Properties of $\sin$ and $\cos$

Question

In my textbook I have the following:

If $\alpha:[a,b] \rightarrow \mathbb{R} \backslash \{0\}$ is continuous, we can set

$$\frac{\alpha}{||\alpha||}(t) = (\cos\gamma(t),\sin\gamma(t))$$

for some $\color{red}{continuous}$ $\gamma(t)$ ,up to jumps of $2 \pi n$ (1)

Intuitively I can see that this should be correct. But I can not seem to show why this is?

I mean, we know that $(\cos[\gamma(t) + 2n\pi],\sin[\gamma(t) + 2n\pi]) = (\cos\gamma(t),\sin\gamma(t))$ ...

Could someone explain line (1) a little more?

Answer 1

So $\|\alpha(t)\|$ is continuous and never zero, so $F(t) = \frac{\alpha(t)}{\|\alpha(t)\|}$ is continuous (vector-valued) function of $t$. Now $F(t)$ is always of norm 1, because $$ \left\| \frac{\alpha(t)}{\|\alpha(t)\|} \right\| = \frac{\|\alpha(t)\|}{\| \alpha (t)\|} = 1 $$ We know that $(\cos \theta, \sin \theta)$ are points on the unit circle, so from that $$ \frac{\alpha(t)}{\|\alpha(t)\|} = (\cos \gamma(t),\sin \gamma(t)) $$ Now why is $\gamma$ continuous? Because $\cos \gamma(t)$ must be continuous and $\sin \gamma(t)$ must be continuous. That doesn't necessarily imply that $\gamma(t)$ is continuous. In fact, you could choose a $\gamma$ that is not continuous. The $\gamma$ that you pick is not unique!

A simple intuitive argument that you can pick a continuous $\gamma$ is that if you change the coordinates of a point on the unit circle a little bit, you only need to change the angle a little bit. As $\gamma(t)$ is the angle, this says that you should be able to pick a continuous $\gamma(t)$.

Be careful about simply applying $\arccos$ and $\arcsin$. The $\gamma(t)$ that we chose can quite possibly span over several multiples of $2\pi$. For example take $\alpha(t) = (\cos(10t),\sin(10t))$ for $0 \leq t \leq 2\pi$. Taking $\arccos(\cos(10t))$ using the standard branch of arccos does not end up with $10t$, it ends up with a spiky (although continuous) function.

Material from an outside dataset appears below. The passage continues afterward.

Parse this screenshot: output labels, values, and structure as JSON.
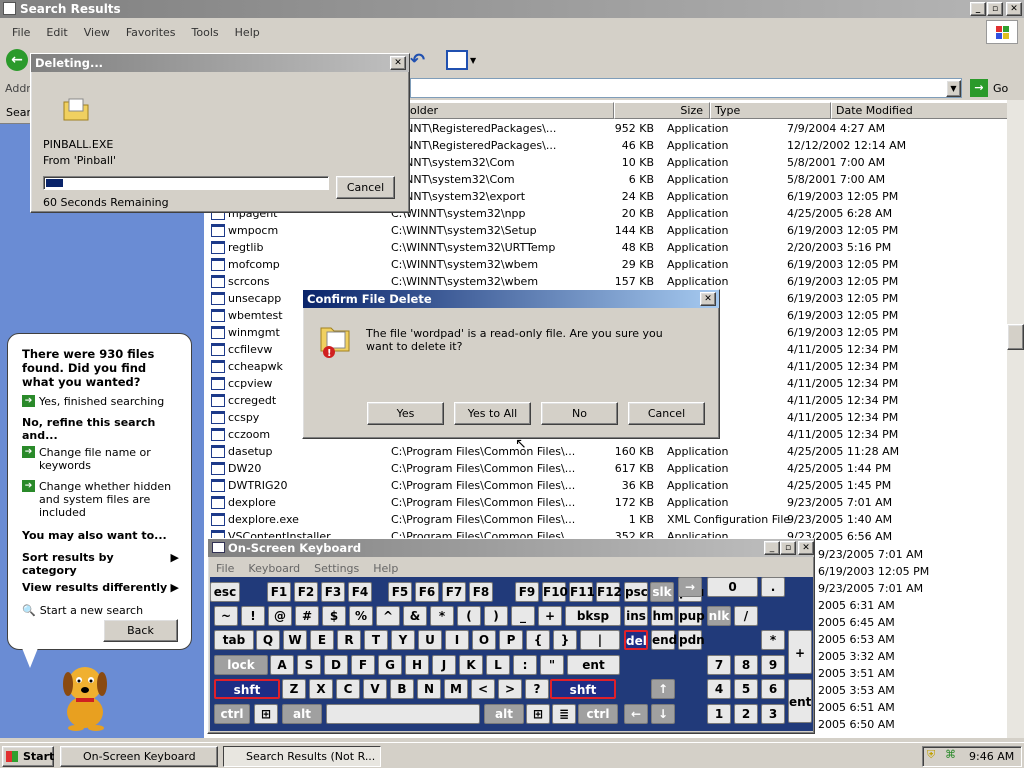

Taking $\arccos$ will always end up with a continuous function, but most likely not even differentiable. Also it must also work for $\arcsin(\sin(10t))$ which is a different function, so simply taking $\arccos$ and $\arcsin$ using the standard branches does not get you your $\gamma$.

Answer 2

$\frac{\alpha(t)}{||\alpha(t)||}$ is a unit vector for every $t$, so it lies on the unit circle. Now since $\alpha$ is continuous, $\frac{\alpha(t)}{||\alpha(t)||}$ is a continuous function on the unit circle, so we can parametrize it by $(\cos(\gamma(t)), \sin(\gamma(t)))$ for some continuous $\gamma(t)$.

Answer 3

If $\alpha$ is continuoustly differentiable, it suffices to chose a primitive of $\displaystyle\frac{\alpha'}{\alpha}$ for $\gamma$.

Otherwise, it is a consequence of the path lifting theorem applied to the covering space of $\mathbb{S}^1$ by $\mathbb{R}$.

Answer 4

What you post does not say that $\gamma$ must be continuous. It says that $\gamma$ can be chosen to be continuous.